Thursday June 13, 2024

Pakistan plans to sell excess power to Central Asia in winter season via CASA-1000

By Khalid Mustafa
November 22, 2023
Caretaker Minister for Energy and Petroleum Muhammad Ali addresses a press conference at PID Media Centre on September 15, 2023. — APP
Caretaker Minister for Energy and Petroleum Muhammad Ali addresses a press conference at PID Media Centre on September 15, 2023. — APP

ISLAMABAD: Pakistan is looking to export its surplus electricity to Central Asian states, in the winter season, as it seeks to utilise the transmission infrastructure of a delayed regional power project and reduce its capacity payments burden.

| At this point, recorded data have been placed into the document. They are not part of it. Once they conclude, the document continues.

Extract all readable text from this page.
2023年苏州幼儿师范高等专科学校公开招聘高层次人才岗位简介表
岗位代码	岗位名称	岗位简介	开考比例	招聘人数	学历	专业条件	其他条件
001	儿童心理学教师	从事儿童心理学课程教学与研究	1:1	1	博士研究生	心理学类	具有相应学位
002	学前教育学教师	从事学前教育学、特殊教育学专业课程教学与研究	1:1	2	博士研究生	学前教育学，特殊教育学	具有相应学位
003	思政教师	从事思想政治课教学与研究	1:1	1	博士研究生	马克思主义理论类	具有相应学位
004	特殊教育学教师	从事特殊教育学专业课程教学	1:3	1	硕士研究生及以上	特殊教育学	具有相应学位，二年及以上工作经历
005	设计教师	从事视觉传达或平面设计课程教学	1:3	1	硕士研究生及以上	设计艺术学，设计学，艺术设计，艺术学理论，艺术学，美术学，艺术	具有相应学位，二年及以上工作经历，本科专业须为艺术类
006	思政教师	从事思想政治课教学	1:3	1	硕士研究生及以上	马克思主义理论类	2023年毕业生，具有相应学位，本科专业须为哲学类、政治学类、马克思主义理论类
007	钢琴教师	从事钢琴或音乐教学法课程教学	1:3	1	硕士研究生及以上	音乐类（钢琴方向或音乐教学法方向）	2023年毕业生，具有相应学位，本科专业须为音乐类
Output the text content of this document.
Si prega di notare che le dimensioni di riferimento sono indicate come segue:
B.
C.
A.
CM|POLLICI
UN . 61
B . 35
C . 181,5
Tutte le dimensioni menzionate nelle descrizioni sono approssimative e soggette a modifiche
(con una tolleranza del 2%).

The country will hold the technical talks with Kyrgyzstan, Tajikistan, Kazakhstan, Uzbekistan and the World Bank in Dubai next month to discuss the tariff and the amount of power that can be sold to the region from October to April.

Pakistan has a huge excess of electric power in the winter season, when its installed capacity of 45,000 megawatts (MW) drops to 9,000-12,000 MW, and wants to use the transmission system of the Central Asia South Asia Electricity Transmission and Trade Project (CASA-1000) to sell it to its neighbours.

The CASA-1000 project was conceived to export the hydro generation of 1,300 MW (300MW for Afghanistan and 1000 MW for Pakistan) from Kyrgyzstan and Tajikistan during the summer season, for five month, but now Pakistan has aspired to export its surplus electricity in winter to Central Asian states through the same infrastructure.

Earlier, a delegation headed by the Energy Minister Muhammad Ali on November 10 left for Bishkek, Kyrgyzstan, to attend the inter-governmental commission meeting mainly to find out the option to utilise the much-touted and delayed $1.17 billion CASA-1000 project structure for the export of electricity.

The minister told The News, that Kyrgyzstan says that it will erect a hydropower project in 2 years’ time so it may not need the electricity from Pakistan, but the regional countries such as Kazakhstan, Uzbekistan and others which are to be connected with regional grid of CASA-1000 will import electricity from Pakistan.

And that’s why a technical level meeting will be held in Dubai between the countries and the World Bank, to discuss the proposal to allow the flow of power in months from October to April which would help overcome its monster of capacity payments, which has now risen to Rs2.1 trillion.

Under the CASA project, Pakistan is supposed to purchase electricity from Tajikistan during the summer season at the cost of 9.50 cents per unit. Now Pakistan proposes to export the electricity to Afghanistan, Tajikistan, and Kyrgyzstan in the winter months through the same CASA-1000 transmission line.

CASA-1000 is already facing a delay of two years after the World Bank and USAID funding was held back after the regime change in Afghanistan.

Pakistan had earlier initiated the talks for the export of electricity to Tajikistan and Kyrgyzstan by using the open access clause of the Master Agreement under the CASA-1000 project. The project was approved in March 2014 and became effective in January 2018.

According to a relevant senior official of the Power Division, experts of the NTDC on behalf of Pakistan held talks in 2019 in Dubai with experts from Tajikistan on the export of electricity. Pakistan formally asked Tajikistan to invoke the open access clause in the agreement paving the way for two-way trade of electricity.

Under the existing deal, Pakistan is bound to import 1,000 MW electricity per day at 9.50 cents per unit in the summer season from May to October once this project comes on stream. And more importantly, Pakistan will also not bear the electricity transit loss in Afghanistan in case of a subversive activity.